With its recently announced acquisition of Handspring Inc., Palm Inc. says it plans to focus on its software platform licensing business and beef up its line of handheld products and services.
But some industry experts question the impact the buyout will have on the Canadian enterprise, pointing out that it’s the operating system and price – not just the hardware and brand name – that make a handheld successful in the long run.
Currently, Milpitas. Calif.-based Palm is comprised of two business units: PalmSource Inc., a subsidiary responsible for developing the Palm operating system, and Palm Solutions Group, a business unit responsible for designing and marketing the company’s handheld devices. Meanwhile, Mountain View, Calif.-based Handspring is known for its Treo line of smartphones and software for handheld devices and mobile phones, which run on the Palm OS.
According to reports, Handspring will be merged with Palm’s Solutions Group and the merged company will be named later in the year. The new company will subsequently be divided into two units: handheld computing solutions and smartphone solutions. PalmSource will be spun off.
Palm has high aspirations for what the deal could mean to the handheld industry. “We view today’s announcement as having a profound and transforming affect on the structure of the handheld industry, enabling new growth opportunities,” said Eric Benhamou, chairman and chief executive officer of Palm, during a conference call.
Stephen Baker, hardware analyst with research firm The NPD Group in Reston, Va., noted that on the hardware side, the acquisition will provide Palm with a “more cohesive product lineup that addresses a lot more categories.” Both the Tungsten and the Zire have their specific targets – enterprise and consumer, respectively – and “since Palm doesn’t have products in the converged market, there is no reason to dump the Treo and start over.”
Although Palm dabbled with convergence when it introduced the Tungsten W last year, Baker said the W’s phone capabilities are “basically an afterthought – you can plug your handset into it and use it as phone, but it was not marketed and positioned as a phone. It’s more of a handheld organizer with always-on capability to do e-mail.” It doesn’t go as far as the Treo, which offers e-mail, Web, phone and organizer capabilities all in one – which is why Baker believes the Treo name is “likely to survive.”

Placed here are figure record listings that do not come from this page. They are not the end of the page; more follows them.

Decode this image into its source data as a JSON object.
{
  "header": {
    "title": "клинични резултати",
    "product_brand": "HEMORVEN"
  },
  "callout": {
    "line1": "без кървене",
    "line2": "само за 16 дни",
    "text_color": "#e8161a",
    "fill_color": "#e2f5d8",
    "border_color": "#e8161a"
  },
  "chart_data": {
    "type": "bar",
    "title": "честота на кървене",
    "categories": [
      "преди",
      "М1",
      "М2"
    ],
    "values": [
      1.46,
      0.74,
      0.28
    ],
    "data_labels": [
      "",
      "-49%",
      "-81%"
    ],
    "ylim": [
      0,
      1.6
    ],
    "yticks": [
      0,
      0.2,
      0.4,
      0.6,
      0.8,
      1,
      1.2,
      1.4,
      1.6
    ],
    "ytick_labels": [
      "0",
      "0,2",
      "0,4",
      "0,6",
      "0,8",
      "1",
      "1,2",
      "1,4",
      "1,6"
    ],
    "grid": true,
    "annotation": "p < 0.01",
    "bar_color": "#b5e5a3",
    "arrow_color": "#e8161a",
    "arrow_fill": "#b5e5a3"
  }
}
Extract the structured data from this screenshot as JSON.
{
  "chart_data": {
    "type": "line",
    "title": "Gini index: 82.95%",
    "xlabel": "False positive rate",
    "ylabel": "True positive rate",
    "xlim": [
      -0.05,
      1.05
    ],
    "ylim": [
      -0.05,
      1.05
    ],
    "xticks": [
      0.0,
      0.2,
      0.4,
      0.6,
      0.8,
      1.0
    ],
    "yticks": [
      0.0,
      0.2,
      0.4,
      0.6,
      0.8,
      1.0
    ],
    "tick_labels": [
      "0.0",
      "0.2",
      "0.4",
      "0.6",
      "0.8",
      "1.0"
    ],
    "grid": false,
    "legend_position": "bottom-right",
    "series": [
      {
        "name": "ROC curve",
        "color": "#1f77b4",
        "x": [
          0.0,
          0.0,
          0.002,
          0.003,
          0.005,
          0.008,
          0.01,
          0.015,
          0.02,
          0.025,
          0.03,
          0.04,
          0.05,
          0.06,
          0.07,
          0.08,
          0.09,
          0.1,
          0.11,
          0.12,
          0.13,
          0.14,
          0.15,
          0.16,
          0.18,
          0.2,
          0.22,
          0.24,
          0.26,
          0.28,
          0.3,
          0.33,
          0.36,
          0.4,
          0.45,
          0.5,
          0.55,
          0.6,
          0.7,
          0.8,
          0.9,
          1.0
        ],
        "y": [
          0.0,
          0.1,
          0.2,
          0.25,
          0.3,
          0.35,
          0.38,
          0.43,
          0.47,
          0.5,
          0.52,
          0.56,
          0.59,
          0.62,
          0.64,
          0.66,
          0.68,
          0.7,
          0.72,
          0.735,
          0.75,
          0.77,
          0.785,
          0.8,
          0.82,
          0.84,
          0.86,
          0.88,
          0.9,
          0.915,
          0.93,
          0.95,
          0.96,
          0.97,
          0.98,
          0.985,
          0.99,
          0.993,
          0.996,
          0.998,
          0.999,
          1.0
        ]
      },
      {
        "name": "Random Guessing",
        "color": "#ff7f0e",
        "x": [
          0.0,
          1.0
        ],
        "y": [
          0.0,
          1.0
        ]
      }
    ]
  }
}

Michael Rozender, president of broadband and wireless communication systems consulting firm Rozender Consultants International in Oakville, Ont., agreed that the buyout will “give Palm a little more positioning in the market, another product line to take over and support, and a little bit more market share.” Because of the common OS, “you’ve got the slightly orphaned Handspring owners who now have a bigger and better parent to support the lifecycle of product,” he said.
Michelle Warren, handheld analyst for Toronto-based Evans Research Corp., said despite Handspring’s advancements in the multifunction arena, the firm “pulled out of the Canadian market” in the second half of last year, with sales escalating slightly in the Q1 03, but “not enough to have its activity recorded separately from other vendors.” Overall, Handspring came in fifth place with two per cent of the market share in 2002 – not quite enough to be missed now that it’s been bought out.
Rozender emphasized, however, that the real issue is what role the acquisition plays in the “battle royale” between Palm OS and Microsoft Pocket PC. “The operating system is by far the most important [to customers] in terms of functionality and applications being run, whether it’s on a Handspring or a Palm,” he said.
The tendency to base a PDA choice on operating systems instead of brands is “true to some extent,” although there is still significant competition between brands running on the same OS, said Baker. In the greater scheme of things, Palm’s only taking baby steps by acquiring Handspring, he added. “From an OS perspective, I don’t think there will be big impact from all of this.”
Palm may still have the upper hand in the OS arena – Warren said Palm was the number one handheld OS in 2002, grabbing 80 per cent of the market share. But the fact that Pocket PC is gaining popularity, especially in conjunction with Hewlett-Packard’s iPaq, could mean “a lot of aggressive competition against the Palm OS,” Rozender said, especially after the introduction of Microsoft’s .Net platform for PDAs.
“With Microsoft being the juggernaut that it is, you can expect that the .Net Pocket PC platform will begin to be a popular one,” he added.
Warren agreed that Pocket PC is on the rise. “All of a sudden you get Dell, Viewsonic, Casio, HP on board with Microsoft – and they’re targeting corporate users…while Palm is stronger on the consumer level.”
There are committed fans for each OS, but in the end, the choice often comes down to price point. “[The customer] might love one particular brand that runs on one OS, but if the cost is better, they might switch to another,” which could play out well for Pocket PC, with Dell entering the market with its aggressively priced units, she said.